L’homme de 65 ans dit qu’être père – il a trois enfants avec sa femme, l’agent de talent Joanna Kaye, et deux autres d’un mariage antérieur – l’a laissé particulièrement préoccupé par le climat politique actuel et les divisions toujours croissantes. en société. «Mes enfants grandissent vite et entrent dans l’âge adulte», dit-il, parlant depuis sa ferme dans l’Oxfordshire. «C’est une période poignante en tant que parent. Vous vous asseyez et vous pensez: «Quel genre de monde leur avons-nous donné? Cela semble plus pressant que quand ils sont petits, quand ils sont avec vous et que vous pouvez vous en occuper.

Avec ces préoccupations persistantes, il a reçu le roman de 2016 de Paulette Jiles, News of the World, une histoire qui se déroule en 1870 au Texas au lendemain de la guerre civile, avec une nation divisée. Décidant de l’afficher à l’écran, Greengrass a retrouvé Tom Hanks, qui incarne le capitaine Jefferson Kidd, un ancien soldat confédéré qui se rend dans les villes pour lire les nouvelles à haute voix à ceux qui paieront pour les écouter.
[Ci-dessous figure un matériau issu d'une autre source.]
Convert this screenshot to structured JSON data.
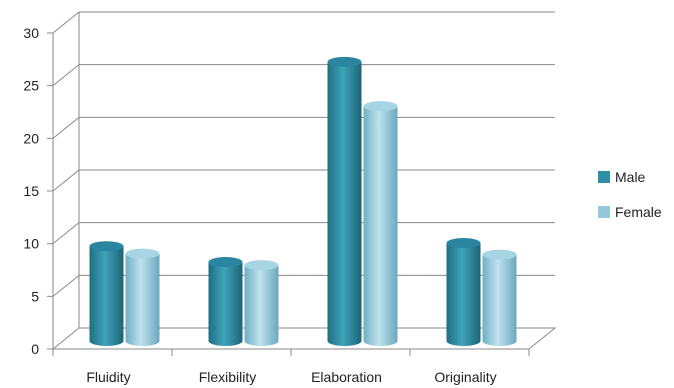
{
  "chart_data": {
    "type": "bar",
    "title": "",
    "xlabel": "",
    "ylabel": "",
    "categories": [
      "Fluidity",
      "Flexibility",
      "Elaboration",
      "Originality"
    ],
    "series": [
      {
        "name": "Male",
        "values": [
          9,
          7.5,
          26.5,
          9.3
        ],
        "color": "#2E8FA6"
      },
      {
        "name": "Female",
        "values": [
          8.3,
          7.2,
          22.3,
          8.2
        ],
        "color": "#93C9DB"
      }
    ],
    "ylim": [
      0,
      30
    ],
    "yticks": [
      0,
      5,
      10,
      15,
      20,
      25,
      30
    ],
    "grid": true,
    "legend": "right",
    "style": "3d-cylinder"
  }
}
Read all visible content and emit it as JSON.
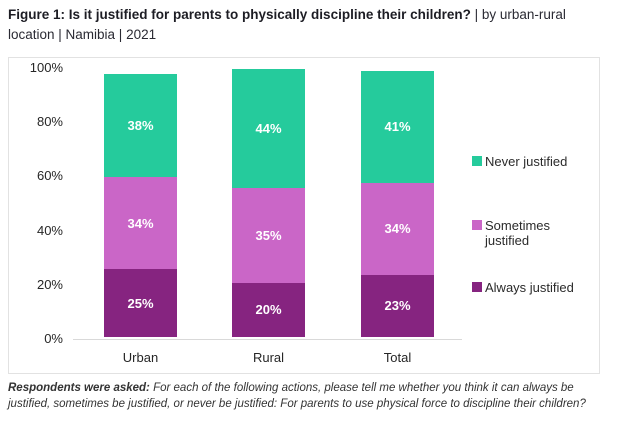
{
  "figure": {
    "title_bold": "Figure 1: Is it justified for parents to physically discipline their children?",
    "title_rest": " | by urban-rural location | Namibia | 2021"
  },
  "chart_data": {
    "type": "bar",
    "subtype": "stacked_percentage",
    "title": "Figure 1: Is it justified for parents to physically discipline their children? | by urban-rural location | Namibia | 2021",
    "categories": [
      "Urban",
      "Rural",
      "Total"
    ],
    "series": [
      {
        "name": "Always justified",
        "color": "#862480",
        "values": [
          25,
          20,
          23
        ]
      },
      {
        "name": "Sometimes justified",
        "color": "#ca66c7",
        "values": [
          34,
          35,
          34
        ]
      },
      {
        "name": "Never justified",
        "color": "#25cb9c",
        "values": [
          38,
          44,
          41
        ]
      }
    ],
    "stack_order": "bottom-to-top",
    "value_suffix": "%",
    "yticks": [
      "0%",
      "20%",
      "40%",
      "60%",
      "80%",
      "100%"
    ],
    "ytick_values": [
      0,
      20,
      40,
      60,
      80,
      100
    ],
    "ylim": [
      0,
      100
    ],
    "grid": false,
    "legend_position": "right",
    "legend_order_top_to_bottom": [
      "Never justified",
      "Sometimes justified",
      "Always justified"
    ]
  },
  "footnote": {
    "lead": "Respondents were asked:",
    "text": " For each of the following actions, please tell me whether you think it can always be justified, sometimes be justified, or never be justified: For parents to use physical force to discipline their children?"
  }
}
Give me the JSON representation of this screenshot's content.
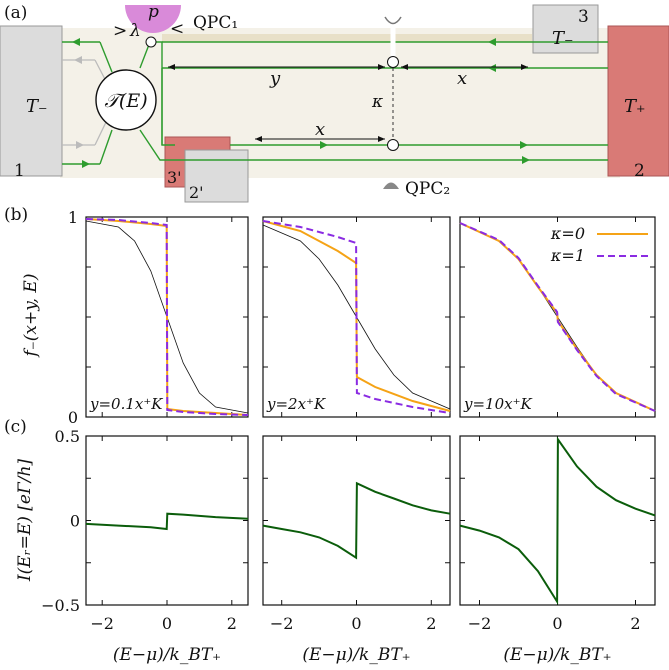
{
  "panel_a": {
    "label": "(a)",
    "transfer_label": "𝒯(E)",
    "p_label": "p",
    "lambda_label": "λ",
    "qpc1_label": "QPC₁",
    "qpc2_label": "QPC₂",
    "left_contact": {
      "temp": "T₋",
      "number": "1"
    },
    "right_contact": {
      "temp": "T₊",
      "number": "2"
    },
    "top_contact": {
      "temp": "T₋",
      "number": "3"
    },
    "bottom_contact_red": {
      "number": "3'"
    },
    "bottom_contact_grey": {
      "number": "2'"
    },
    "y_label": "y",
    "x_label_top": "x",
    "x_label_bottom": "x",
    "kappa_label": "κ",
    "colors": {
      "edge": "#2e9c2e",
      "hot": "#d97a76",
      "cold": "#dcdcdc",
      "p": "#d98ad9",
      "bg": "#f4f1e8"
    }
  },
  "panel_b": {
    "label": "(b)",
    "ylabel": "f₋(x+y, E)",
    "y_ticks": [
      "1",
      "0"
    ],
    "legend": [
      {
        "label": "κ=0",
        "color": "#f5a316"
      },
      {
        "label": "κ=1",
        "color": "#8a2be2"
      }
    ],
    "subplots": [
      {
        "annotation": "y=0.1x⁺K"
      },
      {
        "annotation": "y=2x⁺K"
      },
      {
        "annotation": "y=10x⁺K"
      }
    ]
  },
  "panel_c": {
    "label": "(c)",
    "ylabel": "I(Eᵣ=E) [eΓ/h]",
    "y_ticks": [
      "0.5",
      "0",
      "−0.5"
    ],
    "x_ticks": [
      "−2",
      "0",
      "2"
    ],
    "xlabel": "(E−μ)/k_BT₊",
    "line_color": "#0b5d0b"
  },
  "chart_data": [
    {
      "type": "line",
      "title": "(b)",
      "xlabel": "",
      "ylabel": "f₋(x+y, E)",
      "xlim": [
        -2.5,
        2.5
      ],
      "ylim": [
        0,
        1
      ],
      "subplots": [
        {
          "annotation": "y=0.1x⁺K",
          "series": [
            {
              "name": "κ=0",
              "x": [
                -2.5,
                -1.5,
                -0.5,
                -0.01,
                0.01,
                0.5,
                1.5,
                2.5
              ],
              "y": [
                0.99,
                0.98,
                0.965,
                0.955,
                0.04,
                0.03,
                0.02,
                0.01
              ]
            },
            {
              "name": "κ=1",
              "x": [
                -2.5,
                -1.5,
                -0.5,
                -0.01,
                0.01,
                0.5,
                1.5,
                2.5
              ],
              "y": [
                0.99,
                0.985,
                0.97,
                0.96,
                0.035,
                0.025,
                0.015,
                0.01
              ]
            },
            {
              "name": "",
              "x": [
                -2.5,
                -1.5,
                -1.0,
                -0.5,
                0,
                0.5,
                1.0,
                1.5,
                2.5
              ],
              "y": [
                0.98,
                0.95,
                0.88,
                0.73,
                0.5,
                0.27,
                0.12,
                0.05,
                0.02
              ]
            }
          ]
        },
        {
          "annotation": "y=2x⁺K",
          "series": [
            {
              "name": "κ=0",
              "x": [
                -2.5,
                -1.5,
                -0.5,
                -0.01,
                0.01,
                0.5,
                1.5,
                2.5
              ],
              "y": [
                0.98,
                0.93,
                0.83,
                0.77,
                0.2,
                0.15,
                0.08,
                0.03
              ]
            },
            {
              "name": "κ=1",
              "x": [
                -2.5,
                -1.5,
                -0.5,
                -0.01,
                0.01,
                0.5,
                1.5,
                2.5
              ],
              "y": [
                0.98,
                0.95,
                0.9,
                0.87,
                0.12,
                0.09,
                0.05,
                0.02
              ]
            },
            {
              "name": "",
              "x": [
                -2.5,
                -1.5,
                -1.0,
                -0.5,
                0,
                0.5,
                1.0,
                1.5,
                2.5
              ],
              "y": [
                0.96,
                0.88,
                0.79,
                0.66,
                0.5,
                0.34,
                0.21,
                0.12,
                0.04
              ]
            }
          ]
        },
        {
          "annotation": "y=10x⁺K",
          "series": [
            {
              "name": "κ=0",
              "x": [
                -2.5,
                -1.5,
                -1.0,
                -0.5,
                -0.01,
                0.01,
                0.5,
                1.0,
                1.5,
                2.5
              ],
              "y": [
                0.97,
                0.88,
                0.79,
                0.65,
                0.52,
                0.48,
                0.34,
                0.21,
                0.12,
                0.03
              ]
            },
            {
              "name": "κ=1",
              "x": [
                -2.5,
                -1.5,
                -1.0,
                -0.5,
                -0.01,
                0.01,
                0.5,
                1.0,
                1.5,
                2.5
              ],
              "y": [
                0.97,
                0.885,
                0.795,
                0.655,
                0.525,
                0.475,
                0.335,
                0.205,
                0.115,
                0.03
              ]
            },
            {
              "name": "",
              "x": [
                -2.5,
                -1.5,
                -1.0,
                -0.5,
                0,
                0.5,
                1.0,
                1.5,
                2.5
              ],
              "y": [
                0.97,
                0.88,
                0.79,
                0.65,
                0.5,
                0.35,
                0.21,
                0.12,
                0.03
              ]
            }
          ]
        }
      ]
    },
    {
      "type": "line",
      "title": "(c)",
      "xlabel": "(E−μ)/k_BT₊",
      "ylabel": "I(Eᵣ=E) [eΓ/h]",
      "xlim": [
        -2.5,
        2.5
      ],
      "ylim": [
        -0.5,
        0.5
      ],
      "subplots": [
        {
          "series": [
            {
              "name": "",
              "x": [
                -2.5,
                -1.5,
                -0.5,
                -0.01,
                0.01,
                0.5,
                1.5,
                2.5
              ],
              "y": [
                -0.02,
                -0.03,
                -0.04,
                -0.05,
                0.04,
                0.035,
                0.02,
                0.01
              ]
            }
          ]
        },
        {
          "series": [
            {
              "name": "",
              "x": [
                -2.5,
                -2.0,
                -1.5,
                -1.0,
                -0.5,
                -0.01,
                0.01,
                0.5,
                1.0,
                1.5,
                2.0,
                2.5
              ],
              "y": [
                -0.03,
                -0.05,
                -0.07,
                -0.1,
                -0.15,
                -0.22,
                0.22,
                0.17,
                0.13,
                0.09,
                0.06,
                0.04
              ]
            }
          ]
        },
        {
          "series": [
            {
              "name": "",
              "x": [
                -2.5,
                -2.0,
                -1.5,
                -1.0,
                -0.5,
                -0.01,
                0.01,
                0.5,
                1.0,
                1.5,
                2.0,
                2.5
              ],
              "y": [
                -0.03,
                -0.06,
                -0.1,
                -0.17,
                -0.3,
                -0.48,
                0.48,
                0.32,
                0.2,
                0.12,
                0.07,
                0.03
              ]
            }
          ]
        }
      ]
    }
  ]
}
Quand il rencontre une jeune fille allemande, Johanna (nominée aux Golden Globes Helena Zengel, âgée de 12 ans, maintenant élue meilleure actrice dans un second rôle pour le film – la plus jeune personne à avoir été nominée), qui a été kidnappée par des raiders de Kiowa et élevée comme la leur, il accepte à contrecœur de la raccompagner chez sa tante et son oncle.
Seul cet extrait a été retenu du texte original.